Au moins, aucune de mes histoires n'est abandonnée. J'ai les idées, me reste plus qu'à les concrétiser. Je sais que ça peut-être archi frustrant de ne pas avoir la suite quand on l'attend. Mais je préfère cent fois faire une pause plutôt que de continuer de poster et que le niveau soit en dessous de tout. Le zabnott reste ma passion numéro 1 (no kidding, kiddo). J'ai un million d'idées de scénar' à venir mais d'abord, je veux essayer de finir quelques fics (toujours le même refrain).
Je vous souhaite tout de même une agréable lecture ! (rolfmao, vous avez sans doute oublié le fil de l'intrigue depuis le temps, je vous en veux pas)
(*) Break My Fall est aussi le titre d'un des chapitres de « Don't be Blue », mon premier vrai zabnott. Petit clin d'oeil aux vrais accros de ce pairing.
Playlist : Bad Habits – The Last Puppet
Chapitre 9 : « Break My Fall » (*)
Les bouts de verre crissèrent sous leurs semelles de chaussures. Théodore se sentit aussitôt minuscule en entrant dans cette vaste maison de maître à la décoration tapageuse. Le corridor entièrement peint en vert kaki était longé par des bustes dorés de monarques égyptiens. Une large arche en moulures finement ciselées menait aux escaliers. Ces derniers, d'un acajou très ancien, formaient un angle bien net avec l'étage supérieur. Au-dessus d'eux, une balustrade ouvrait sur une bibliothèque colossale. Blaise s'apprêtait à grimper les premières marches lorsqu'il s'arrêta net :
– Tu veux manger quelque chose ?
– Quoi ? Encore ?!
Le jeune architecte haussa des épaules comme si une personne normalement constituée pouvait mourir de faim toutes les cent vingt-trois minutes, montre en main. Tandis que l'eau de pluie aspergeait par rafale le parquet parfaitement entretenu, Théodore jeta un rapide regard par-dessus son épaule, hésitant à s'aventurer plus loin. Pourquoi avait-il suivi Blaise jusqu'ici ? Ah oui, sa chère et tendre curiosité mal placée. Interceptant sa brève phase de doute, Blaise dispersa son trouble :
– Je t'appellerai un taxi quand il arrêtera de pleuvoir autant. Ça peut être dangereux de prendre la route par un temps pareil...

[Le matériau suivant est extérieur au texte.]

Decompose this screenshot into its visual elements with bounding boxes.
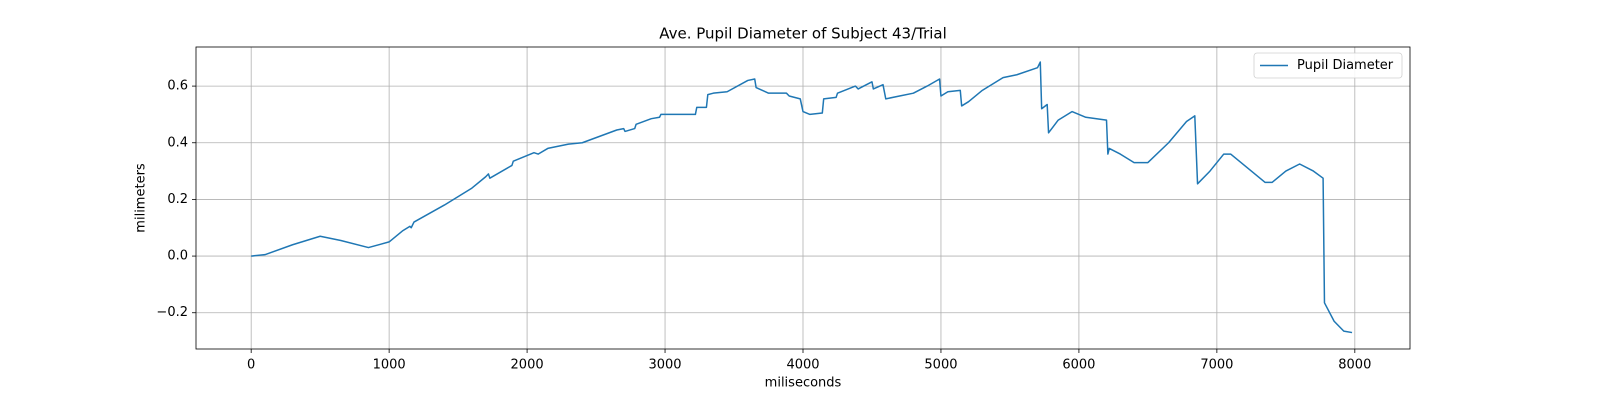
x-tick-label: 1000: [373, 358, 406, 373]
chart-title: Ave. Pupil Diameter of Subject 43/Trial: [659, 25, 947, 43]
x-tick-label: 5000: [924, 358, 957, 373]
y-tick-label: 0.0: [167, 249, 188, 264]
y-tick-label: 0.4: [167, 135, 188, 150]
y-tick-label: 0.2: [167, 192, 188, 207]
data-line: [251, 61, 1353, 334]
x-tick-label: 3000: [648, 358, 681, 373]
legend-label: Pupil Diameter: [1297, 58, 1394, 73]
legend-box: [1253, 52, 1403, 79]
x-tick-label: 4000: [786, 358, 819, 373]
x-tick-label: 0: [247, 358, 255, 373]
x-tick-label: 7000: [1200, 358, 1233, 373]
y-tick-label: −0.2: [156, 305, 188, 320]
x-tick-label: 8000: [1338, 358, 1371, 373]
x-axis-label: miliseconds: [765, 376, 842, 391]
x-tick-label: 2000: [511, 358, 544, 373]
plot-frame: [195, 46, 1411, 350]
y-tick-label: 0.6: [167, 79, 188, 94]
y-axis-label: milimeters: [134, 163, 149, 233]
x-tick-label: 6000: [1062, 358, 1095, 373]
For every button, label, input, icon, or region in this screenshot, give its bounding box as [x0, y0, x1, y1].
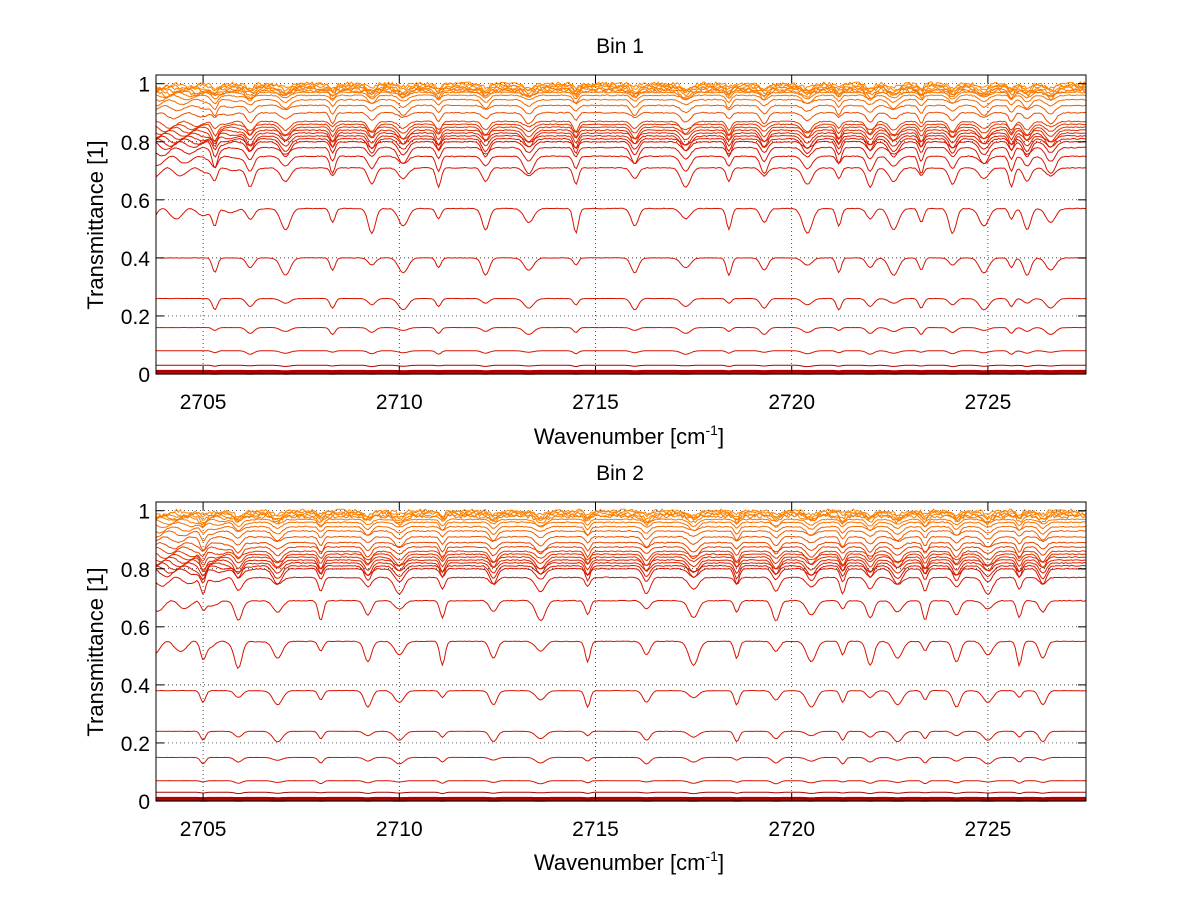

Même s'il était évident que Blaise se réjouissait à l'idée de passer davantage de temps en sa compagnie, le mensonge fut toutefois bien accueilli. Théodore préférait se voiler la face plutôt que d'affronter la cruelle vérité : il aimait être avec lui. Le plus terrible dans tout ça, c'est qu'il y a vingt-quatre heures à peine, Théo s'était promis de conserver un peu de distance même si cette dernière n'était qu'illusoire.
– Tu es sûr de ne pas avoir faim ? insista Blaise en le regardant cette fois droit dans les yeux.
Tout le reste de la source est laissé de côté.